Using MPC, these two “Secret Shares” are able to compute their corresponding public key and make sure the process was done in a secure manner.

To sign transactions and effectively spend the cryptoassets, the parties engage in a multi-staged protocol to mutually sign the transaction without revealing their shares to one another.

This elegant architecture solves many SPOF vulnerabilities associated with traditional crypto wallets, such as:

  • The SPOF of the private key is solved by ensuring that private key generation is shared by two parties in two locations using two different methods
  • The SPOF of the private key for daily transactions is solved by requiring the two secret shares to compute together, each of which are protected and secured in different and orthogonal ways 
  • The SPOF of seed phrase recovery is solved by Zengo’s 3-factor Secure Recovery feature

Most importantly for this topic of randomness, Zengo’s process solves the SPOF of random number generation: Since each of the secret shares is distributively generated it means that even if the random number generation of one of the parties is faulty or even abused by malware, the randomness of the other party compensates for that, such that the overall randomness of the private key is sufficient.

More technically speaking, since MPC security is proven against a fully malicious party, it is by definition protected against a somewhat malicious party that its maliciousness is limited to the random number generation phase.

It should be noted that other projects, such as Drand, are harnessing the power of distributed computing with MPC to solve the issue of randomness generation SPOF, for non cryptocurrency-related use cases.

Summing it up: Trust MORE (parties) – not less

The topic of crypto wallet private key generation (and generally all cryptographic parameters)  has been largely overlooked by most users, but proves to be an issue that keeps haunting wallets and causing great losses.

Since a private key cannot be generated by the users themselves, but also cannot be proven to be random, users do not have a way to validate the randomness of their key and must trust their wallet for it. 

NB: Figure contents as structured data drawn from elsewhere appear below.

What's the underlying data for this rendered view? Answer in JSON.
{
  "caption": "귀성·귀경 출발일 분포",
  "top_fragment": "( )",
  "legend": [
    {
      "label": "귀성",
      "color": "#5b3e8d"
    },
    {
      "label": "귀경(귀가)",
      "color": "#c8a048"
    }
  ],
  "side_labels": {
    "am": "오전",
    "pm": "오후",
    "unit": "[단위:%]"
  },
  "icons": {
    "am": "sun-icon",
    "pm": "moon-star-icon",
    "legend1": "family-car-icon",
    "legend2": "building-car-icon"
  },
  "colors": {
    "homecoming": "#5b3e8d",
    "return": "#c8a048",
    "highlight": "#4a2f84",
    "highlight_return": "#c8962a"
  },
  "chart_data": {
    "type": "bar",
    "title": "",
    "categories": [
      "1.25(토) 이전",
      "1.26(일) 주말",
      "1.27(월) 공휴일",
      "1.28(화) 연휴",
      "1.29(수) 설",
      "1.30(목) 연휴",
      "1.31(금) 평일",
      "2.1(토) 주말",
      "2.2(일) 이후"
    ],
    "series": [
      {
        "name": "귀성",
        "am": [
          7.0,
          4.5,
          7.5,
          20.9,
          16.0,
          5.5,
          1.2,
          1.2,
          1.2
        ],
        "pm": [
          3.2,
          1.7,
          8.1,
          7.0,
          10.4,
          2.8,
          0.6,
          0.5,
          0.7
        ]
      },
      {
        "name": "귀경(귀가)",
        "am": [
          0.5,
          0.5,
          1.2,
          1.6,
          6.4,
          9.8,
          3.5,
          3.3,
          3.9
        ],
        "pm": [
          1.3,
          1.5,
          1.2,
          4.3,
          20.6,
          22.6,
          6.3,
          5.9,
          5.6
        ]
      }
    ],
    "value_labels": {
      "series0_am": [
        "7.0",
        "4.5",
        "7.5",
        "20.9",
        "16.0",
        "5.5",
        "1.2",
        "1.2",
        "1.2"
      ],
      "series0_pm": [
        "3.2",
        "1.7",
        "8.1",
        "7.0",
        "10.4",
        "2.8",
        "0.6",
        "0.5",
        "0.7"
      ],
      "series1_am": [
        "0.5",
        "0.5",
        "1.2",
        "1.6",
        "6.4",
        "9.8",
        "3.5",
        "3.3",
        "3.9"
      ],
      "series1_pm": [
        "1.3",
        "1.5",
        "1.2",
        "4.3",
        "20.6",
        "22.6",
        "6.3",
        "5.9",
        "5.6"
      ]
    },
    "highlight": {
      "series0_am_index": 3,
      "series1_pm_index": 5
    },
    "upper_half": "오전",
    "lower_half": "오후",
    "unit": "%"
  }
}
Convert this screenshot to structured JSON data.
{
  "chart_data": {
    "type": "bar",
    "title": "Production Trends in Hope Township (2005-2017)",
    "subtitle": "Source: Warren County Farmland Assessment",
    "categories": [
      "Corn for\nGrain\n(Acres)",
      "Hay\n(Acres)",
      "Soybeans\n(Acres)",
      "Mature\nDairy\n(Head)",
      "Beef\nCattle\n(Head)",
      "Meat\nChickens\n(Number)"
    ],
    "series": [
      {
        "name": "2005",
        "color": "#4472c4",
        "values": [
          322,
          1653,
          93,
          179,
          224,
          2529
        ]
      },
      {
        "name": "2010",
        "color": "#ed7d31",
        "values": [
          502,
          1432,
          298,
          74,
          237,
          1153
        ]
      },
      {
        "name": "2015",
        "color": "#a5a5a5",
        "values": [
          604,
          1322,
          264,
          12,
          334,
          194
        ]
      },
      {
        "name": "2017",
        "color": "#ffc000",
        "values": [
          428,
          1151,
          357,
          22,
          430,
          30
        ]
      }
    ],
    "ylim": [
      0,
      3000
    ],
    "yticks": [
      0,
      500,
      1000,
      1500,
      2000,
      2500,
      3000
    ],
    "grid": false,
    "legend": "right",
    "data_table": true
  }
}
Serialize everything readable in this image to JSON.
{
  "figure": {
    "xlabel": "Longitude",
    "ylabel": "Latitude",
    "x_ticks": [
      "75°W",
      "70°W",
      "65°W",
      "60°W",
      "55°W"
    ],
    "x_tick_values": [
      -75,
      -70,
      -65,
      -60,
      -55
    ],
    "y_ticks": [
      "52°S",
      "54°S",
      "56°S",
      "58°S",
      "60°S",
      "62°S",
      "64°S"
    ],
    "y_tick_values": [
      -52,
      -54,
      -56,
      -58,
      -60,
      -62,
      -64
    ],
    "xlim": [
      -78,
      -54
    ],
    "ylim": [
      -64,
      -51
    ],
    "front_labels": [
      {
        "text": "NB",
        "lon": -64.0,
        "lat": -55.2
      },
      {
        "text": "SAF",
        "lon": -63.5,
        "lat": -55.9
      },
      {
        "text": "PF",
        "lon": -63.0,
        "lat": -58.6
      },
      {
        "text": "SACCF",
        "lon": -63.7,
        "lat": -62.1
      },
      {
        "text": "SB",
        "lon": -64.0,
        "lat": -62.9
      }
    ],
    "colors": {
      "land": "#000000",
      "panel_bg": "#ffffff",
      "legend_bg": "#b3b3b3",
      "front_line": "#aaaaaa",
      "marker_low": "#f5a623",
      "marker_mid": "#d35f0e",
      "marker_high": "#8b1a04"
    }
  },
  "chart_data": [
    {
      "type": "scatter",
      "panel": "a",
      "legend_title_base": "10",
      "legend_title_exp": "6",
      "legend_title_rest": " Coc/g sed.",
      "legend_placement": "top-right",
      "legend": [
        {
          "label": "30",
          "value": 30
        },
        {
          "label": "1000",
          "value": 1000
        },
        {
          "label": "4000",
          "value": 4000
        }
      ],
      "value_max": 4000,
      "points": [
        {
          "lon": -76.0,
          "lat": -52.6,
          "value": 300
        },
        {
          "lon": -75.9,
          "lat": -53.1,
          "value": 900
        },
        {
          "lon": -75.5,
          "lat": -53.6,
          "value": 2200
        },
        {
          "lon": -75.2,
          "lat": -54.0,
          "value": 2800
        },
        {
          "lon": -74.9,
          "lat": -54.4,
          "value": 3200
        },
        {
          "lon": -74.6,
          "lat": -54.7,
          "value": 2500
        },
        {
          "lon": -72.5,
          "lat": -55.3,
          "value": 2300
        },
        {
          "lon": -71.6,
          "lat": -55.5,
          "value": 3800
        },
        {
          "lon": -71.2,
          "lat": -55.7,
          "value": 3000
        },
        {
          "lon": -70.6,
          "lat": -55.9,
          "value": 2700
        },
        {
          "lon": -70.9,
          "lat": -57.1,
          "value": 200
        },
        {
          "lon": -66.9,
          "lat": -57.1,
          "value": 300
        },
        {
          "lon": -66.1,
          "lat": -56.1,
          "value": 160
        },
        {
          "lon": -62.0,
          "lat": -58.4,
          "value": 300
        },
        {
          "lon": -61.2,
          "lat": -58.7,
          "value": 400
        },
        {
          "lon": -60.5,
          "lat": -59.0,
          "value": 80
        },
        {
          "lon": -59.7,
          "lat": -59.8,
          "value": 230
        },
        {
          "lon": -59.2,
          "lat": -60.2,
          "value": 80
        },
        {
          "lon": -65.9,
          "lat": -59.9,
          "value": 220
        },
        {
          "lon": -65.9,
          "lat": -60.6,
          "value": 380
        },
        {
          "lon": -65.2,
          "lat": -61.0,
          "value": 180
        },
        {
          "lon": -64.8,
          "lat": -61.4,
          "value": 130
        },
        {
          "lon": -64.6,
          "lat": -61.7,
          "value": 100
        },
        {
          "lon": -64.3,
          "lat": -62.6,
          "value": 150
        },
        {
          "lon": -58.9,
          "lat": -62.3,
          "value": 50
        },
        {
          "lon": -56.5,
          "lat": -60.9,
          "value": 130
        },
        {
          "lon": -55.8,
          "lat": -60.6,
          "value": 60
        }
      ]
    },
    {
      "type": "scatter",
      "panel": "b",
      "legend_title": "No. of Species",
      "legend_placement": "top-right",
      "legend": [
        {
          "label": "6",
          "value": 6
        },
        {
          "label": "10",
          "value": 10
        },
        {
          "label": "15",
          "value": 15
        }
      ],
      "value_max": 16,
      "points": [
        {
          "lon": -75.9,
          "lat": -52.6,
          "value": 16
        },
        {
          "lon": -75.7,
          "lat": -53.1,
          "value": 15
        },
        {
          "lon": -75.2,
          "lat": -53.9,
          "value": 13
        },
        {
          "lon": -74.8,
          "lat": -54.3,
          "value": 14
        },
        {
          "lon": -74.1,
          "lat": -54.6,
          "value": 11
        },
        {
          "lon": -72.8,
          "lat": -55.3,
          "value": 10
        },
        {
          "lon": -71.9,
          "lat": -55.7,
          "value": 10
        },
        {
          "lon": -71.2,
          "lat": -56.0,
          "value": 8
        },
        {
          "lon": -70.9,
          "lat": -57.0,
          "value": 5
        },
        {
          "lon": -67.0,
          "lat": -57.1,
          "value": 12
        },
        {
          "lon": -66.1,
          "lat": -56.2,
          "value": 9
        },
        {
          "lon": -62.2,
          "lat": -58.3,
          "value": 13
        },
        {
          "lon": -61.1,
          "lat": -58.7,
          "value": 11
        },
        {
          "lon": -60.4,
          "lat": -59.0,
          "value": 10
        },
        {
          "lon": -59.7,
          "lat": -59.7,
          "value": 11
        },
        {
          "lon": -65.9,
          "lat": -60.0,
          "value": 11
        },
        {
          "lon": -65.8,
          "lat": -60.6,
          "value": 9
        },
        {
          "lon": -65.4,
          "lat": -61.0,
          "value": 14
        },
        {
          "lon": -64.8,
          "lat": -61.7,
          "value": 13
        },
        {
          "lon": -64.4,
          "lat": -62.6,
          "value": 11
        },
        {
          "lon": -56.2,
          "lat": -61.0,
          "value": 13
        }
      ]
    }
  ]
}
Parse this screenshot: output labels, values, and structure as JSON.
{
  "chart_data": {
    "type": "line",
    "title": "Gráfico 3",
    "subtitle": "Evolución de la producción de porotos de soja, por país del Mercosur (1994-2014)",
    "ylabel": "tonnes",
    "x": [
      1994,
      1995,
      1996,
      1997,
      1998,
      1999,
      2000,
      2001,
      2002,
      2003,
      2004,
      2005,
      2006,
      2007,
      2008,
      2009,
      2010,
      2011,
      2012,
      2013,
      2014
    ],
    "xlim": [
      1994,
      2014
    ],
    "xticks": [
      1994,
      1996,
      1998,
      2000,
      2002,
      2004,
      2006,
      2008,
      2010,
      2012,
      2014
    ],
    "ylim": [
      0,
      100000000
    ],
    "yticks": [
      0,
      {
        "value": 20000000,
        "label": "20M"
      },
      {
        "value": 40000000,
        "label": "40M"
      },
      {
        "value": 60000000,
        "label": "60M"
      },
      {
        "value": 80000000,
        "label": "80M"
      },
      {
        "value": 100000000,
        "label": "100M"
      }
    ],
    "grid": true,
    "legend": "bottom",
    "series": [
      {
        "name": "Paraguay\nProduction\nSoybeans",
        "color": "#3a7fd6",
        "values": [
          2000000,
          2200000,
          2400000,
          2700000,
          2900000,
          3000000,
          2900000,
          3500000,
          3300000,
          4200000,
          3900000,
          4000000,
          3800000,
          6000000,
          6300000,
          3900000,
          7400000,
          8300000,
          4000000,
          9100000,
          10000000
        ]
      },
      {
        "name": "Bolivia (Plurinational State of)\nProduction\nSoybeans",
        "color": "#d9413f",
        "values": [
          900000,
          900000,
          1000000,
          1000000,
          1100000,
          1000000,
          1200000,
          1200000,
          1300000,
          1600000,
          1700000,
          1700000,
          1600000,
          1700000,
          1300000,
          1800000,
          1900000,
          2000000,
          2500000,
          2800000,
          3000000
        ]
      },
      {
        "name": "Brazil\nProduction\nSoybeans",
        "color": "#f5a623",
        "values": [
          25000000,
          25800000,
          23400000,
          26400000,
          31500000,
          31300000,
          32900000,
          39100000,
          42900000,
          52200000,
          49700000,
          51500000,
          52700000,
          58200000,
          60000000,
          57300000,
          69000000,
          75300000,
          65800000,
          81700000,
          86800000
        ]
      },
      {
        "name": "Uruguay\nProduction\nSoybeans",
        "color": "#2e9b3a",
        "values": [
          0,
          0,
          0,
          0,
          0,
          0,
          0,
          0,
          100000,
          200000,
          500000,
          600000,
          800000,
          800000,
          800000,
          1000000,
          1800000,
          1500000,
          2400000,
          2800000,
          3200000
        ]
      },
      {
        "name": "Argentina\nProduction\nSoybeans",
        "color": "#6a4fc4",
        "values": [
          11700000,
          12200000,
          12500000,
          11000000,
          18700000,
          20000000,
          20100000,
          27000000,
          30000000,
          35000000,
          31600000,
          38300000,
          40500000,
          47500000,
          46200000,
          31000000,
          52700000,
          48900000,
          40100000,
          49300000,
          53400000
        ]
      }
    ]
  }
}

This issue is yet another manifestation of the greater core issue of relying on a single party for a wallet. In order to solve this core issue along with the specific randomness issue, we must accept the fact that users need to trust some external entities and switch to a more robust architecture that strives to reduce the trust in each involved party by increasing the number of parties.

Adding parties reduces the required trust in each and makes the system more robust (See https://zengo.com/vires-in-numeris-why-adding-more-parties-boosts-security/

Zengo’s unique MPC architecture allows users to avoid many Single Points of Failure (SPOFs) including this specific issue of randomness.